Indische Partij mengalami kesulitan untuk mendapatkan status badan hukum karena organisasi ini dianggap membangkitkan rasa nasionalisme rakyat yang dapat merusak keamanan umum dan bergerak untuk menentang pemerintah kolonial Belanda.

Itulah mengapa Indische Partij dinyatakan sebagai partai terlarang oleh pemerintah kolonial Belanda.

Kendati demikian, hal itu tidak menghentikan perjuangan para tokoh IP. Tahun 1913 menandai peringatan 100 tahun kemerdekaan Belanda dari Perancis.

Dalam rangka perayaan itu, pegawai kolonial melakukan penarikan pajak dan iuran kepada rakyat Indonesia.

Hal itu tentunya melukai hati bangsa Indonesia. Sebagai respons, Ki Hajar Dewantara menulis kritik yang satire dan sarkas untuk pemerintah kolonial yang diberi judul Als ik eens Nederlander was (Andai Aku Seorang Belanda).

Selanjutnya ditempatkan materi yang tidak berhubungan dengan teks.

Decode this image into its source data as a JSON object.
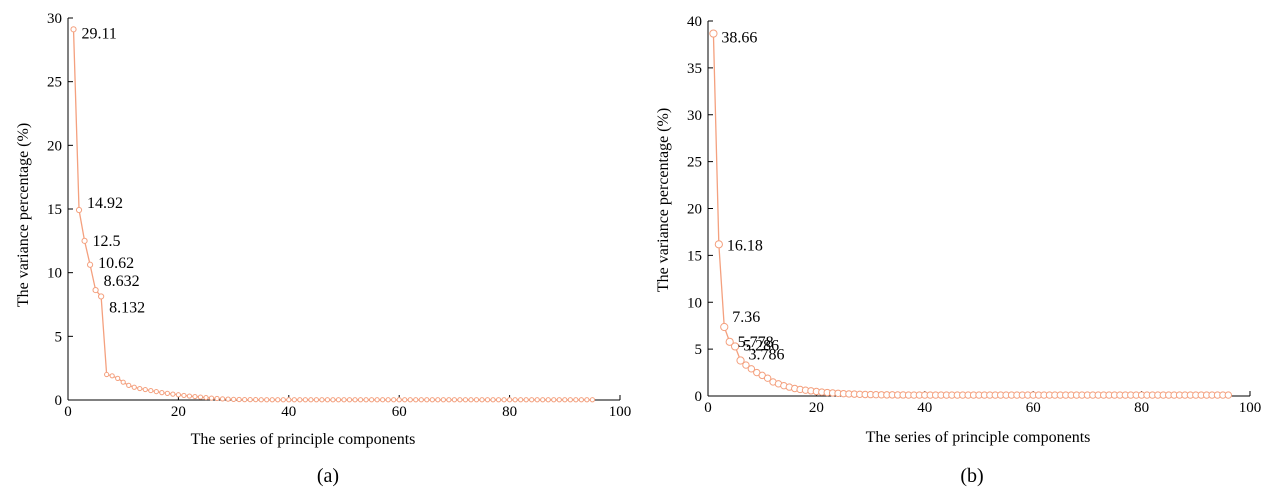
{
  "chart_data": [
    {
      "type": "line",
      "caption": "(a)",
      "xlabel": "The series of principle components",
      "ylabel": "The variance percentage (%)",
      "xlim": [
        0,
        100
      ],
      "ylim": [
        0,
        30
      ],
      "xticks": [
        0,
        20,
        40,
        60,
        80,
        100
      ],
      "yticks": [
        0,
        5,
        10,
        15,
        20,
        25,
        30
      ],
      "marker": "circle",
      "color": "#f4a07e",
      "x": [
        1,
        2,
        3,
        4,
        5,
        6,
        7,
        8,
        9,
        10,
        11,
        12,
        13,
        14,
        15,
        16,
        17,
        18,
        19,
        20,
        21,
        22,
        23,
        24,
        25,
        26,
        27,
        28,
        29,
        30,
        31,
        32,
        33,
        34,
        35,
        36,
        37,
        38,
        39,
        40,
        41,
        42,
        43,
        44,
        45,
        46,
        47,
        48,
        49,
        50,
        51,
        52,
        53,
        54,
        55,
        56,
        57,
        58,
        59,
        60,
        61,
        62,
        63,
        64,
        65,
        66,
        67,
        68,
        69,
        70,
        71,
        72,
        73,
        74,
        75,
        76,
        77,
        78,
        79,
        80,
        81,
        82,
        83,
        84,
        85,
        86,
        87,
        88,
        89,
        90,
        91,
        92,
        93,
        94,
        95
      ],
      "y": [
        29.11,
        14.92,
        12.5,
        10.62,
        8.632,
        8.132,
        2.0,
        1.9,
        1.7,
        1.4,
        1.15,
        1.0,
        0.9,
        0.82,
        0.74,
        0.66,
        0.58,
        0.52,
        0.46,
        0.41,
        0.36,
        0.31,
        0.27,
        0.23,
        0.19,
        0.15,
        0.12,
        0.09,
        0.07,
        0.05,
        0.04,
        0.03,
        0.03,
        0.03,
        0.02,
        0.02,
        0.02,
        0.02,
        0.02,
        0.02,
        0.02,
        0.02,
        0.02,
        0.02,
        0.02,
        0.02,
        0.02,
        0.02,
        0.02,
        0.02,
        0.02,
        0.02,
        0.02,
        0.02,
        0.02,
        0.02,
        0.02,
        0.02,
        0.02,
        0.02,
        0.02,
        0.02,
        0.02,
        0.02,
        0.02,
        0.02,
        0.02,
        0.02,
        0.02,
        0.02,
        0.02,
        0.02,
        0.02,
        0.02,
        0.02,
        0.02,
        0.02,
        0.02,
        0.02,
        0.02,
        0.02,
        0.02,
        0.02,
        0.02,
        0.02,
        0.02,
        0.02,
        0.02,
        0.02,
        0.02,
        0.02,
        0.02,
        0.02,
        0.02,
        0.02
      ],
      "annotations": [
        {
          "x": 1,
          "y": 29.11,
          "text": "29.11"
        },
        {
          "x": 2,
          "y": 14.92,
          "text": "14.92"
        },
        {
          "x": 3,
          "y": 12.5,
          "text": "12.5"
        },
        {
          "x": 4,
          "y": 10.62,
          "text": "10.62"
        },
        {
          "x": 5,
          "y": 8.632,
          "text": "8.632"
        },
        {
          "x": 6,
          "y": 8.132,
          "text": "8.132"
        }
      ]
    },
    {
      "type": "line",
      "caption": "(b)",
      "xlabel": "The series of principle components",
      "ylabel": "The variance percentage (%)",
      "xlim": [
        0,
        100
      ],
      "ylim": [
        0,
        40
      ],
      "xticks": [
        0,
        20,
        40,
        60,
        80,
        100
      ],
      "yticks": [
        0,
        5,
        10,
        15,
        20,
        25,
        30,
        35,
        40
      ],
      "marker": "circle",
      "color": "#f4a07e",
      "x": [
        1,
        2,
        3,
        4,
        5,
        6,
        7,
        8,
        9,
        10,
        11,
        12,
        13,
        14,
        15,
        16,
        17,
        18,
        19,
        20,
        21,
        22,
        23,
        24,
        25,
        26,
        27,
        28,
        29,
        30,
        31,
        32,
        33,
        34,
        35,
        36,
        37,
        38,
        39,
        40,
        41,
        42,
        43,
        44,
        45,
        46,
        47,
        48,
        49,
        50,
        51,
        52,
        53,
        54,
        55,
        56,
        57,
        58,
        59,
        60,
        61,
        62,
        63,
        64,
        65,
        66,
        67,
        68,
        69,
        70,
        71,
        72,
        73,
        74,
        75,
        76,
        77,
        78,
        79,
        80,
        81,
        82,
        83,
        84,
        85,
        86,
        87,
        88,
        89,
        90,
        91,
        92,
        93,
        94,
        95,
        96
      ],
      "y": [
        38.66,
        16.18,
        7.36,
        5.778,
        5.286,
        3.786,
        3.3,
        2.9,
        2.5,
        2.2,
        1.9,
        1.5,
        1.3,
        1.1,
        0.95,
        0.8,
        0.7,
        0.62,
        0.55,
        0.48,
        0.42,
        0.37,
        0.33,
        0.29,
        0.25,
        0.22,
        0.2,
        0.18,
        0.16,
        0.15,
        0.14,
        0.13,
        0.12,
        0.12,
        0.11,
        0.11,
        0.1,
        0.1,
        0.1,
        0.1,
        0.1,
        0.1,
        0.1,
        0.1,
        0.1,
        0.1,
        0.1,
        0.1,
        0.1,
        0.1,
        0.1,
        0.1,
        0.1,
        0.1,
        0.1,
        0.1,
        0.1,
        0.1,
        0.1,
        0.1,
        0.1,
        0.1,
        0.1,
        0.1,
        0.1,
        0.1,
        0.1,
        0.1,
        0.1,
        0.1,
        0.1,
        0.1,
        0.1,
        0.1,
        0.1,
        0.1,
        0.1,
        0.1,
        0.1,
        0.1,
        0.1,
        0.1,
        0.1,
        0.1,
        0.1,
        0.1,
        0.1,
        0.1,
        0.1,
        0.1,
        0.1,
        0.1,
        0.1,
        0.1,
        0.1,
        0.1
      ],
      "annotations": [
        {
          "x": 1,
          "y": 38.66,
          "text": "38.66"
        },
        {
          "x": 2,
          "y": 16.18,
          "text": "16.18"
        },
        {
          "x": 3,
          "y": 7.36,
          "text": "7.36"
        },
        {
          "x": 4,
          "y": 5.778,
          "text": "5.778"
        },
        {
          "x": 5,
          "y": 5.286,
          "text": "5.286"
        },
        {
          "x": 6,
          "y": 3.786,
          "text": "3.786"
        }
      ]
    }
  ]
}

Tjipto Mangoenkoesoemo menulis artikel bernada sama yang dimuat dalam De Express pada 26 Juli 1913 berjudul Kracht of Vrees, yang berisi tentang kekhawatiran, kekuatan, dan ketakutannya.

Begitu pula dengan Douwes Dekker, yang menyuarakan kritik melalui tulisan berjudul Onze Helden: Tjipto Mangoenkoesoemo en Soewardi Soerjaningrat (Pahlawan Kita: Tjipto Mangoenkoesoemo dan Suwardi Suryaningrat).

Dampak tulisan Als ik eens Nederlander was bagi eksistensi tokoh Indische Partij sangat besar.

Tulisan-tulisan yang bersifat sarkas dan sangat revolusioner tersebut menyebabkan tiga tokoh Indische Partij ditangkap oleh pemerintah Belanda.

Mereka dianggap sangat mengkhawatirkan dan menjadi ancaman, yang memicu sikap keras dari pemerintah Belanda.

Douwes Dekker, Tjipto Mangoenkoesoemo, dan Suwardi Suryaningrat kemudian ditangkap dan dibuang ke Belanda.

Hal itu membuat Indische Partij menjadi melemah dan akhirnya bergantu nama menjadi Insulinde.

Referensi:

  • Andriyanto. (2022). Sejarah Pergerakan Nasional Indonesia. Boyolali: Penerbit Lakeisha.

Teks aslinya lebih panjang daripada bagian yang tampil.